Q&A
Q:Is Terra public? It’d be great for the workspace to be explorable by folks following with the video.
A: The workflow to create the staging is public. There is an AnVIL flag used, but it’s also generic to be usable outside of AnVIL.
Publicly discoverable in Terra? That’d be great. Unless working with controlled access data, then wouldn’t do that.
The intention is to make a featured workspace that would be essentially the same as this workspace.
–
Q: So, uploading data from other workspaces managed by our institution in terra, is possible, for example, with our workspace bucket, correct?
A: Yes. In AnVIL in general, AnVIL covers storage costs for data submitters - will make a copy of the data into AnVIL funded data buckets to manage the storage costs. This process is set up to reference files that exist anywhere in Google storage.
Also see that people want to do version increments which is possible to be supported. Can reference any files in Google Cloud Storage that have access.
Q: Interested in interoperability among different platforms on Terra - AnVIL, All of Us, and institution-supported workspaces. Not sure exactly if the institution has a separately layered version of AnVIL. Is it possible to transfer a dataset currently in their workspace with the institution-supported environment? Yes. What about the datasets from All of Us?
A: When looking at data submission - constructing a dataset that will be shared. It can be comprised of a bunch of other datasets. You can build a dataset in AnVIL that references files in 1000 Genomes project, you could point to the files in 1000 Genomes and not create another copy. TDR is designed to support this.
From researcher standpoint who wants to analyze data from AnVIL and All of Us - All of Us datasets cannot leave the All of Us environment (there are security restrictions on this). AnVIL datasets can be downloaded out of AnVIL. From other platforms however, you can pull into a single workspace in Terra and do analysis or you can download the dataset and host it in the workspace. Tabular data can be referenced from other platforms.
Q: Upload and ingesting into TDR - alluded that AnVIL will cover storage costs for AnVIL-hosted data, though TDR can index things that are not AnVIL-hosted. Is there an approval process for what can be indexed into TDR, or is this open to anyone?
A: For AnVIL, still leveraging TDR’s file reference capabilities. It did not copy the files from the staging workspace into TDR - still referencing in cloud storage bucket. TDR can reference any files in GCS as long as it has access. Users can use TDR to reference and index files in GCS buckets without any Terra/AnVIL involvement. For AnVIL, if you want to reference files living outside of AnVIL-hosted storage, this would be supported. When users reference those files, they get the URL to them. Open indexing is available.
–
Q: Two questions about TDR Documentation: 1) Is TDR ready to be advertised at a place like Submitting Data - AnVIL Portal? 2) Is https://support.terra.bio/hc/en-us/sections/4407099323675 the best place to point people to about TDR? From an analyst standpoint, https://support.terra.bio/hc/en-us/articles/10092372304155 looks very handy but a little buried.
A: TDR is not an AnVIL-specific product or is gated in any way.

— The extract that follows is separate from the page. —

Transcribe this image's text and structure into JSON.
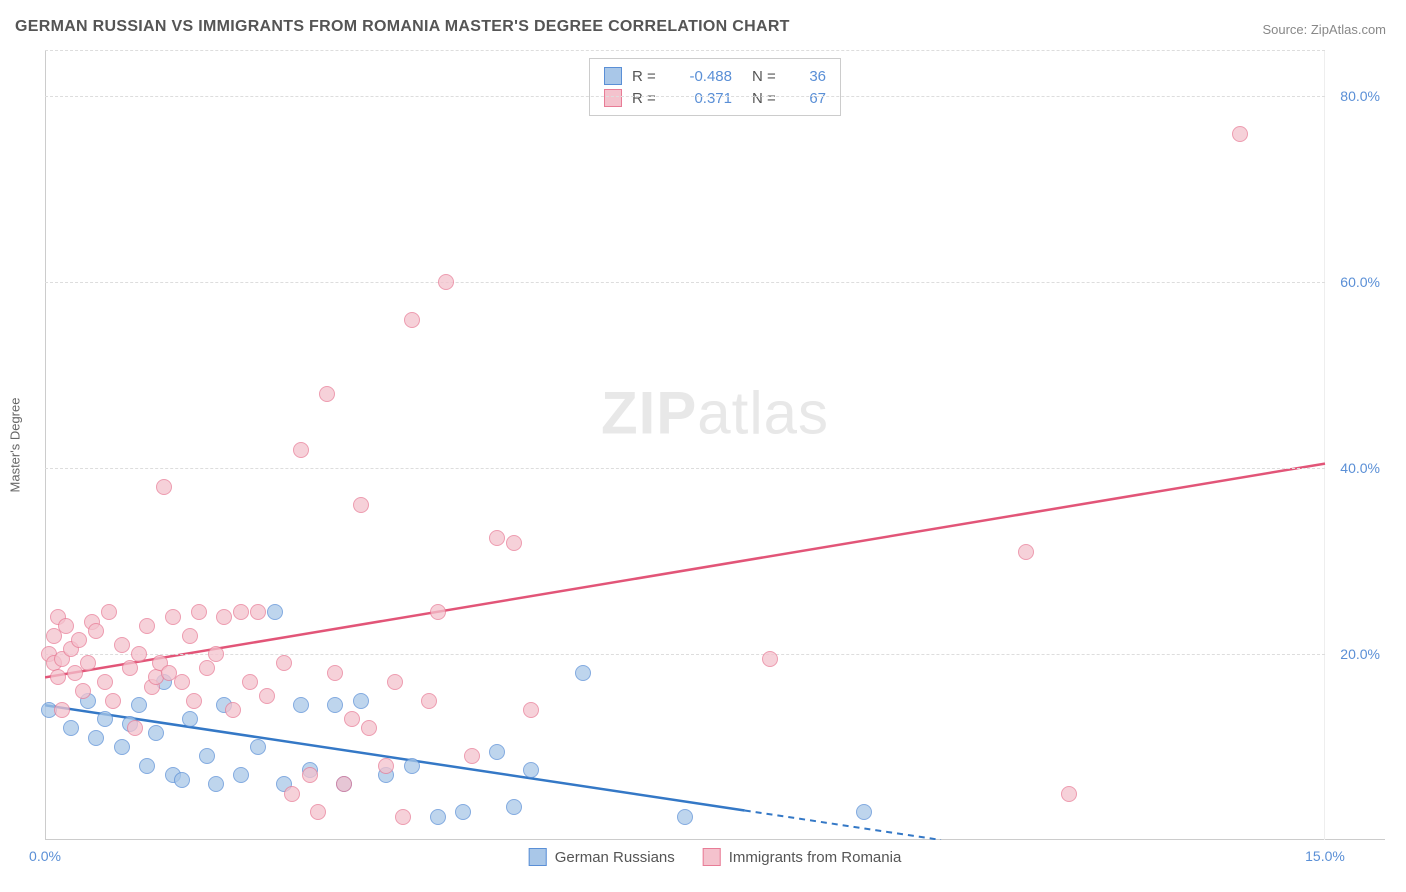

It’s more of a data custodian-type tool, and is used extensively for AnVIL and other applications. The intent is for it to be more user friendly, but it’s not there yet.
Q: Is this Terra support document the best place to point more data submitters?
Q: From data analyst standpoint ,to get stuff out of TDR, is the Data Explorer the best way to interface with TDR?
A: The Data Explorer is meant to be the primary one, all the data are available in DUOS as well. Allowing people to take the dataset and move it into a Terra workspace. Once you have access to the snapshot, you can export from TDR as well. But the primary front door is the Data Explorer.
–
Q: Accessing All of Us data from AnVIL or AnVIL dataset in All of Us. I have a pet account I pass to my All of Us workspace that is available in my AnVIL workspace.
A: Would recommend reaching out the All of Us data help desk. All of your pet service accounts should have access to AnVIL data from All of Us as well.
Q: This is fairly different in my experience. AnVIL team should be aware of this concern from the researcher community. All of Us has a very strict policy to not allow export. If Terra is secured, why not? There is confusion because these platforms look similar. Should be aware of the lack of interoperability between AnVIL and All of Us.
A: We often get this question of how to combine AnVIL and All of Us datasets. We received this guidance, but it does not seem from your experience that it works.
Q: It seems like AnVIL data should easily be able to be brought into All of Us.
A: This specific request would be excellent to raise to the All of Us help desk, and we’d love to work with you to help make this path clearer for all researchers.